Ma sœur n'en démordait pas. Je n'avais pas intérêt à saboter l'entretien sinon, elle m'assassinerait. Je l'en croyais bien capable.

Ces dernières semaines, Lilibelle m'avait entrainé dans toutes les boutiques de la ville de Toulon pour nous trouver des tenues d'aventuriers des mers. Je possédais maintenant plus de vêtements de marins que ma garde-robe n'en avait jamais compté. Je la regardais dépenser sans compter l'argent de notre famille, incapable de lui mettre le holà, et signais les lettres de crédit pour nous deux. En tant que femme, non mariée qui plus est, Lilibelle était sous la tutelle de notre père. Ma mère et moi étions les seuls autorisés à dépenser l'argent de ce dernier en son absence.

— J'ai écrit à Père, il est ravi. Il m'a encouragé à te pousser vers cette opportunité.

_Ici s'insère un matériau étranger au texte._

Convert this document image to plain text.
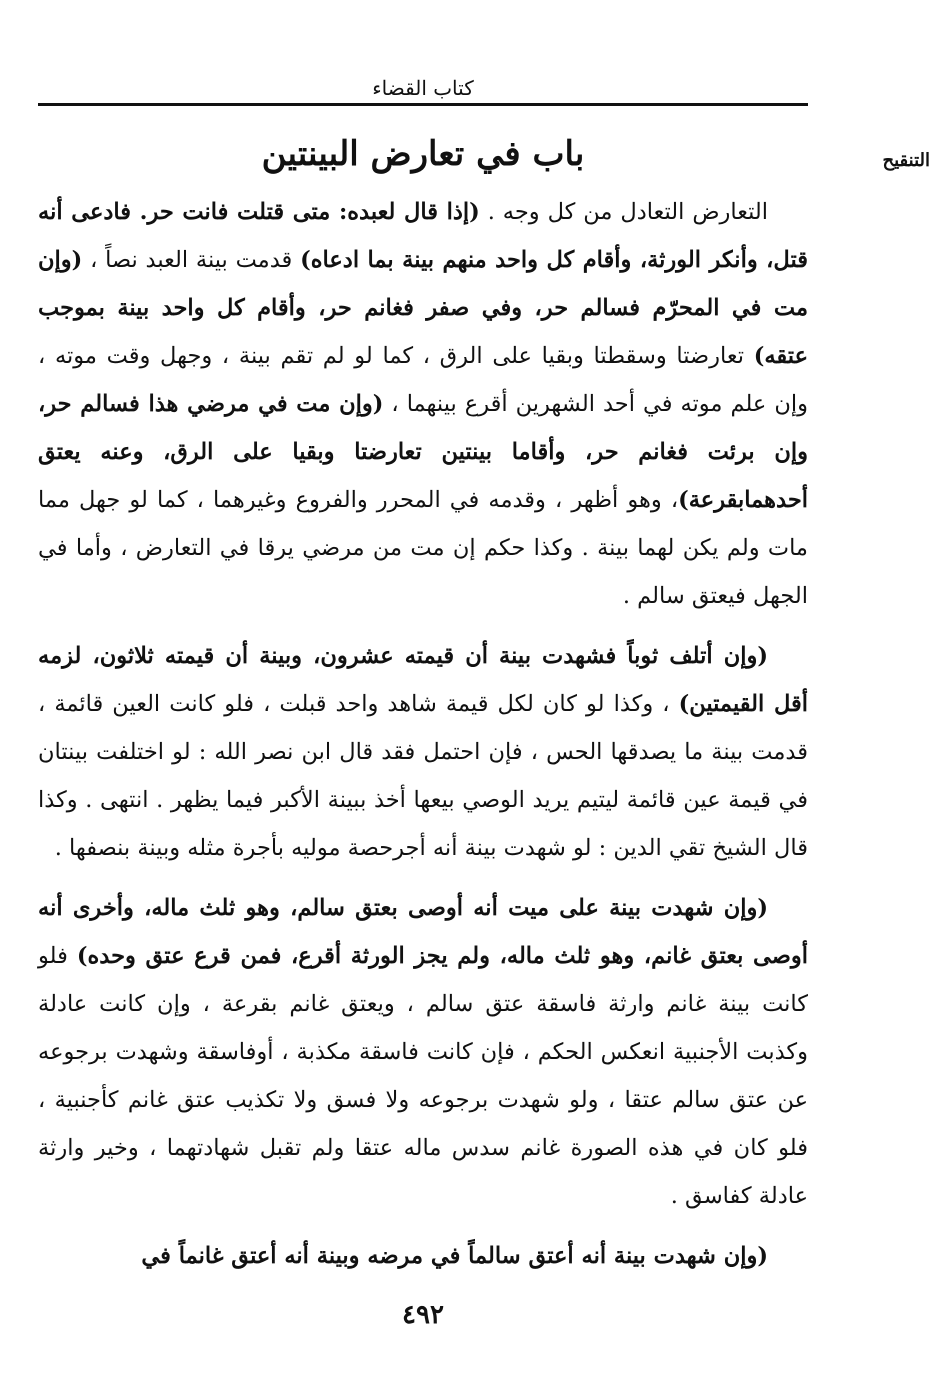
كتاب القضاء
التنقيح
باب في تعارض البينتين

التعارض التعادل من كل وجه . (إذا قال لعبده: متى قتلت فانت حر. فادعى أنه قتل، وأنكر الورثة، وأقام كل واحد منهم بينة بما ادعاه) قدمت بينة العبد نصاً ، (وإن مت في المحرّم فسالم حر، وفي صفر فغانم حر، وأقام كل واحد بينة بموجب عتقه) تعارضتا وسقطتا وبقيا على الرق ، كما لو لم تقم بينة ، وجهل وقت موته ، وإن علم موته في أحد الشهرين أقرع بينهما ، (وإن مت في مرضي هذا فسالم حر، وإن برئت فغانم حر، وأقاما بينتين تعارضتا وبقيا على الرق، وعنه يعتق أحدهمابقرعة)، وهو أظهر ، وقدمه في المحرر والفروع وغيرهما ، كما لو جهل مما مات ولم يكن لهما بينة . وكذا حكم إن مت من مرضي يرقا في التعارض ، وأما في الجهل فيعتق سالم .

(وإن أتلف ثوباً فشهدت بينة أن قيمته عشرون، وبينة أن قيمته ثلاثون، لزمه أقل القيمتين) ، وكذا لو كان لكل قيمة شاهد واحد قبلت ، فلو كانت العين قائمة ، قدمت بينة ما يصدقها الحس ، فإن احتمل فقد قال ابن نصر الله : لو اختلفت بينتان في قيمة عين قائمة ليتيم يريد الوصي بيعها أخذ ببينة الأكبر فيما يظهر . انتهى . وكذا قال الشيخ تقي الدين : لو شهدت بينة أنه أجرحصة موليه بأجرة مثله وبينة بنصفها .

(وإن شهدت بينة على ميت أنه أوصى بعتق سالم، وهو ثلث ماله، وأخرى أنه أوصى بعتق غانم، وهو ثلث ماله، ولم يجز الورثة أقرع، فمن قرع عتق وحده) فلو كانت بينة غانم وارثة فاسقة عتق سالم ، ويعتق غانم بقرعة ، وإن كانت عادلة وكذبت الأجنبية انعكس الحكم ، فإن كانت فاسقة مكذبة ، أوفاسقة وشهدت برجوعه عن عتق سالم عتقا ، ولو شهدت برجوعه ولا فسق ولا تكذيب عتق غانم كأجنبية ، فلو كان في هذه الصورة غانم سدس ماله عتقا ولم تقبل شهادتهما ، وخير وارثة عادلة كفاسق .

(وإن شهدت بينة أنه أعتق سالماً في مرضه وبينة أنه أعتق غانماً في

٤٩٢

— Tu m'en vois ravi, ironisais-je.

Ma sœur avait écrit à notre père dès le lendemain de l'annonce pour lui signifier qu'elle m'avait trouvé un emploi. Son ami Jean René avait déjà parler de moi à Monsieur Dumont d'Urville. J'étais donc contraint et forcé de céder aux forces du destin, qui semblaient ne pas tenir compte de mon avis personnel.

Mon dernier espoir d'échapper à ce voyage à l'autre bout de la terre reposait dans le rejet que pourrait m'opposer le capitaine. S'il me disait non, j'affronterai la déception de ma jumelle, mais non sa colère, ce qui me semblait plus facile à gérer dans le temps.

Le matin de mon rendez-vous, je me réveillais de bonne heure et entreposais mes carnets de dessin dans un sac que je comptais porter en bandoulière. Ensuite, je rejoignis les deux femmes de ma vie, assise à la table de la salle à manger. Naïs avait déjà servi le thé et jacassait avec Lilibelle. Je pris un morceau de la fougasse au sucre qu'elle avait confectionné et dont je raffolais. Ma jumelle fit de même.

— Votre ligne, Lilibelle, la sermonna notre mère.

— Vous n'avez rien dit à Avel, protesta ma sœur.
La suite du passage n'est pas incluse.